INSIGHTS
JUN
24
WEEK AHEAD...
As the “Taper Talk” almost becomes annoying we must go over something so simple yet no one grasps its full meaning.

The Fed has pumped hundreds of billions of dollars into the US and to some extent, the World economy. It has created a flow of funds that have travelled throughout asset classes to prime the pump of economies that desperately needed priming. This increase in cash throughout the economic system has fueled: a four-year bull market, A recovery in the housing sector, an increase in car sales and helped lower the unemployment rate by over a percentage point. This liquidity is firmly in the system and it is being used. Credit, which was a major problem during and just after the financial crisis has eased somewhat and banks are lending. Everything QE’s 1-3 were designed to do, they did. So what’s the problem?

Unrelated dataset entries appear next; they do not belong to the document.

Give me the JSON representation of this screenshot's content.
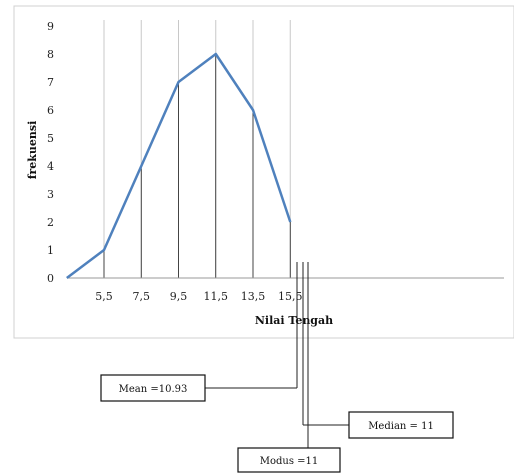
{
  "chart_data": {
    "type": "line",
    "x_ticks": [
      "5,5",
      "7,5",
      "9,5",
      "11,5",
      "13,5",
      "15,5"
    ],
    "points": [
      {
        "x": 3.5,
        "y": 0
      },
      {
        "x": 5.5,
        "y": 1
      },
      {
        "x": 7.5,
        "y": 4
      },
      {
        "x": 9.5,
        "y": 7
      },
      {
        "x": 11.5,
        "y": 8
      },
      {
        "x": 13.5,
        "y": 6
      },
      {
        "x": 15.5,
        "y": 2
      }
    ],
    "xlabel": "Nilai Tengah",
    "ylabel": "frekuensi",
    "ylim": [
      0,
      9
    ],
    "yticks": [
      0,
      1,
      2,
      3,
      4,
      5,
      6,
      7,
      8,
      9
    ],
    "grid": "vertical",
    "line_color": "#4f81bd",
    "annotations": [
      {
        "label": "Mean =10.93",
        "value": 10.93
      },
      {
        "label": "Median = 11",
        "value": 11
      },
      {
        "label": "Modus =11",
        "value": 11
      }
    ]
  }
}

Simple, the markets were addicted to the idea of free flowing money and expected that money to continue to fuel a recovery and in turn a rising market. Without that money, the markets and the economy will sink back to recessionary levels.

That is nonsense.

After the weakness in the market and the slow rising panic of addicted investors is passed, we will see the market and the economy continue to improve. The money is in the system and it is working. Banks will continue expanding their lending. Companies with cash hoards will start to put it to work more vigorously and effectively and the US economy will continue to expand. Probably not as fast as we would like but three percent growth overall sure sounds a lot better than zero and don’t be surprised if we get close to there by the end of the year.

This week will be highlighted by almost every Fed Governor speaking at some point. These talks are informative for anyone who understands Fed Speak and that’s about it. We are sure there will be mixed signals again and no one will truly understand when the tapering will begin or end.

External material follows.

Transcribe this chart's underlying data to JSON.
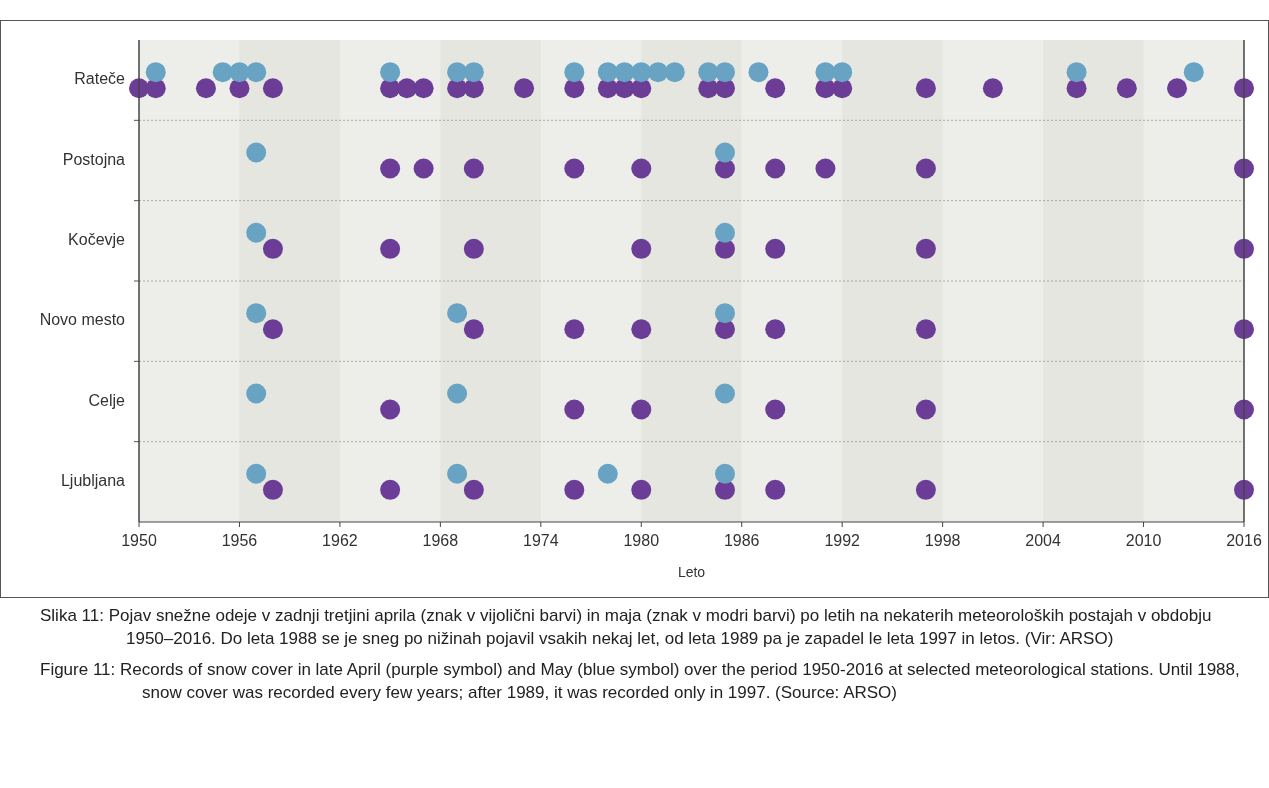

We will be watching Durable Goods orders on Tuesday. GDP on Wednesday and Jobless claims on Thursday. There is some housing data as well as consumer sentiment.

Lately there have been very few surprises and we aren’t expecting any this week. We do think that Jobless claims will come in better than the consensus at around 330,000.

Volatility will subside a little and Friday might be a fun day to watch since the Russell Index is rebalancing and that is usually a fairly active day with some unusual price movements.